Many freshmen arrive at college unsure of how the next four years of their lives will play out. Prowl talked to six upperclassmen who shared advice and stories about what they’ve learned through the years and what they wished they’d known as a freshman. Read on for takeaways from their time at Chapman.
Cayla Sacre, senior television writing and production major
Takeaway: Explore Outside Your Major
Take advantage of all the opportunities! As a Dodge student I sometimes felt pressured to live and breathe my major, but adding a psychology minor was one of the best choices I made at Chapman. I got to take classes outside of my major and explore a subject that was totally new to me.
Jeremy Jesberger, senior kinesiology major
Takeaway: Be Open to New Friendships
The advice I’d give is to not get complacent with the first or even second group of friends you make in college.

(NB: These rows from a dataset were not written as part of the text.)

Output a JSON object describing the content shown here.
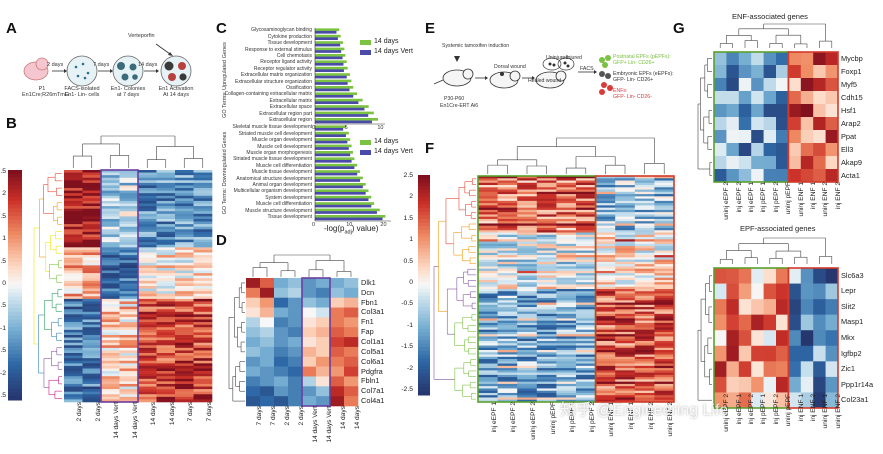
{
  "panels": {
    "A": "A",
    "B": "B",
    "C": "C",
    "D": "D",
    "E": "E",
    "F": "F",
    "G": "G"
  },
  "panelA": {
    "steps": [
      {
        "label": "P1\nEn1Cre;R26mTmG",
        "arrow": ""
      },
      {
        "label": "FACS-isolated\nEn1- Lin- cells",
        "arrow": "2 days"
      },
      {
        "label": "En1- Colonies\nat 7 days",
        "arrow": "7 days"
      },
      {
        "label": "En1 Activation\nAt 14 days",
        "arrow": "14 days"
      }
    ],
    "top_label": "Verteporfin"
  },
  "panelB": {
    "colorbar_ticks": [
      "2.5",
      "2",
      "1.5",
      "1",
      "0.5",
      "0",
      "-0.5",
      "-1",
      "-1.5",
      "-2",
      "-2.5"
    ],
    "columns": [
      "2 days",
      "2 days",
      "14 days Vert",
      "14 days Vert",
      "14 days",
      "14 days",
      "7 days",
      "7 days"
    ]
  },
  "panelC": {
    "up_axis_title": "GO Terms: Upregulated Genes",
    "down_axis_title": "GO Terms: Downregulated Genes",
    "x_label": "-log(p",
    "x_label_sub": "adj",
    "x_label_end": ") value)",
    "legend": [
      "14 days",
      "14 days Vert"
    ],
    "up_ticks": [
      "0",
      "5",
      "10"
    ],
    "down_ticks": [
      "0",
      "10",
      "20"
    ]
  },
  "chart_data": [
    {
      "type": "bar",
      "title": "GO Terms: Upregulated Genes",
      "xlabel": "-log(p adj) value",
      "categories": [
        "Glycosaminoglycan binding",
        "Cytokine production",
        "Tissue development",
        "Response to external stimulus",
        "Cell chemotaxis",
        "Receptor ligand activity",
        "Receptor regulator activity",
        "Extracellular matrix organization",
        "Extracellular structure organization",
        "Ossification",
        "Collagen-containing extracellular matrix",
        "Extracellular matrix",
        "Extracellular space",
        "Extracellular region part",
        "Extracellular region"
      ],
      "xlim": [
        0,
        15
      ],
      "series": [
        {
          "name": "14 days",
          "values": [
            5.2,
            5.5,
            6.0,
            6.3,
            6.5,
            6.8,
            7.0,
            7.5,
            7.8,
            8.2,
            9.0,
            10.2,
            11.5,
            12.6,
            13.5
          ]
        },
        {
          "name": "14 days Vert",
          "values": [
            4.6,
            4.9,
            5.4,
            5.6,
            5.9,
            6.1,
            6.2,
            6.8,
            7.0,
            7.4,
            8.2,
            9.3,
            10.6,
            11.4,
            12.2
          ]
        }
      ]
    },
    {
      "type": "bar",
      "title": "GO Terms: Downregulated Genes",
      "xlabel": "-log(p adj) value",
      "categories": [
        "Skeletal muscle tissue development",
        "Striated muscle cell development",
        "Muscle organ development",
        "Muscle cell development",
        "Muscle organ morphogenesis",
        "Striated muscle tissue development",
        "Muscle cell differentiation",
        "Muscle tissue development",
        "Anatomical structure development",
        "Animal organ development",
        "Multicellular organism development",
        "System development",
        "Muscle cell differentiation",
        "Muscle structure development",
        "Tissue development"
      ],
      "xlim": [
        0,
        27
      ],
      "series": [
        {
          "name": "14 days",
          "values": [
            11,
            12,
            12.5,
            13,
            13.5,
            14,
            15,
            16,
            17,
            18,
            19,
            20,
            21,
            23,
            25
          ]
        },
        {
          "name": "14 days Vert",
          "values": [
            10,
            11,
            11.5,
            12,
            12.5,
            13,
            14,
            15,
            16,
            17,
            18,
            19,
            20,
            22,
            24
          ]
        }
      ]
    }
  ],
  "panelD": {
    "genes": [
      "Dlk1",
      "Dcn",
      "Fbn1",
      "Col3a1",
      "Fn1",
      "Fap",
      "Col1a1",
      "Col5a1",
      "Col6a1",
      "Pdgfra",
      "Fbln1",
      "Col7a1",
      "Col4a1"
    ],
    "columns": [
      "7 days",
      "7 days",
      "2 days",
      "2 days",
      "14 days Vert",
      "14 days Vert",
      "14 days",
      "14 days"
    ]
  },
  "panelE": {
    "step1": "Systemic tamoxifen induction",
    "step2": "Dorsal wound",
    "step3": "Healed wound",
    "step4_a": "Uninjured",
    "step4_b": "Injured",
    "facs": "FACS",
    "mouse_label": "P30-P60",
    "mouse_sub": "En1Cre-ERT Ai6",
    "legend_1": "Postnatal EPFs (pEPFs):",
    "legend_1b": "GFP+ Lin- CD26+",
    "legend_2": "Embryonic EPFs (eEPFs):",
    "legend_2b": "GFP- Lin- CD26+",
    "legend_3": "ENFs:",
    "legend_3b": "GFP- Lin- CD26-"
  },
  "panelF": {
    "columns": [
      "inj eEPF 1",
      "inj eEPF 2",
      "uninj eEPF 2",
      "uninj pEPF",
      "inj pEPF 1",
      "inj pEPF 2",
      "uninj ENF 1",
      "inj ENF 1",
      "inj ENF 2",
      "uninj ENF 2"
    ]
  },
  "panelG": {
    "enf_title": "ENF-associated genes",
    "epf_title": "EPF-associated genes",
    "enf_genes": [
      "Mycbp",
      "Foxp1",
      "Myf5",
      "Cdh15",
      "Hsf1",
      "Arap2",
      "Ppat",
      "Ell3",
      "Akap9",
      "Acta1"
    ],
    "epf_genes": [
      "Slc6a3",
      "Lepr",
      "Slit2",
      "Masp1",
      "Mkx",
      "Igfbp2",
      "Zic1",
      "Ppp1r14a",
      "Col23a1"
    ],
    "columns_top": [
      "uninj eEPF 2",
      "inj eEPF 2",
      "inj eEPF 1",
      "inj pEPF 1",
      "inj pEPF 2",
      "uninj pEPF",
      "uninj ENF 1",
      "inj ENF 1",
      "uninj ENF 2",
      "inj ENF 2"
    ],
    "columns_bottom": [
      "uninj eEPF 2",
      "inj eEPF 1",
      "inj eEPF 2",
      "inj pEPF 1",
      "inj pEPF 2",
      "uninj pEPF",
      "inj ENF 1",
      "inj ENF 2",
      "uninj ENF 1",
      "uninj ENF 2"
    ]
  },
  "watermark": "知乎 @Engineering Life"
}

I had a great group of friends in my freshman year, many of who I’m still good friends with today. But looking back I decided to rush a fraternity as a sophomore and now as a senior have made more friends outside of my fraternity. So I feel I have a good support system from a lot of different people and my freshman year I thought it was going to be that one group of friends all four years.
Ricky Elder, junior business administration major
Takeaway: You May Not Have a Clear Path, But College Helps You Find It
Don’t stress out too much about your future as a freshman. I came in undeclared and was unsure about what I was going to do, which resulted in stress. The whole process was very developmental but if I were to go back I would enjoy the process a lot more if I didn’t stress as much about it. Joining the professional fraternity Alpha Kappa Psi helped me along the way. It was through them that led me to find an interest in business. I would definitely recommend freshman to join organizations that they may be interested in because it will only benefit them.
Jameson Davis, junior accounting major
Takeaway: Stay On Top of Your Classes
The best advice I would give freshman would be to stay focused, go to your classes. If you get behind, it is a slippery slope and it is easy to dig yourself into a hole. As you notice yourself behind, I would highly recommend acting quickly and getting on top of that as soon as possible. Whether it’s going to tutoring or talking to your professor, you have to put in that extra time to get back on top of your classes.
Connor Hailing, senior psychology major
Takeaway: Don’t Let Your New Found Freedom Take Control of You
The first thing I realized when I arrived at college was that I can do pretty much whatever I want now. My advice to freshmen would be to not let that freedom take priority over other activities.
At first, there was a learning curve with trying to make friends and still do well in my classes. It took me a couple months and a few poor grades to realize that doing my work was at times more important than hanging out with my friends. After I started paying more attention to my work and less of everything around me, I started doing way better. I was still able to keep my friends, it’s balancing everything together and not letting some things take over your life.
Sahil Srivastava, junior economics major
Takeaway: Don’t Let Anyone Hold You Back
The best advice I’ve ever gotten that can benefit freshman is to not let one person dictate how you feel or keep you from doing something in your life.
When I was a sophomore, I told my professor that I didn’t want to do economics anymore because of one bad teacher I had. He told me that if you’ve only had a bad experience with one person in the field, it doesn’t mean everyone else is going to suck too. He was right because I’ve loved all my economics classes since. Not letting one person decide how I act in my life is helpful for friendships and relationships too.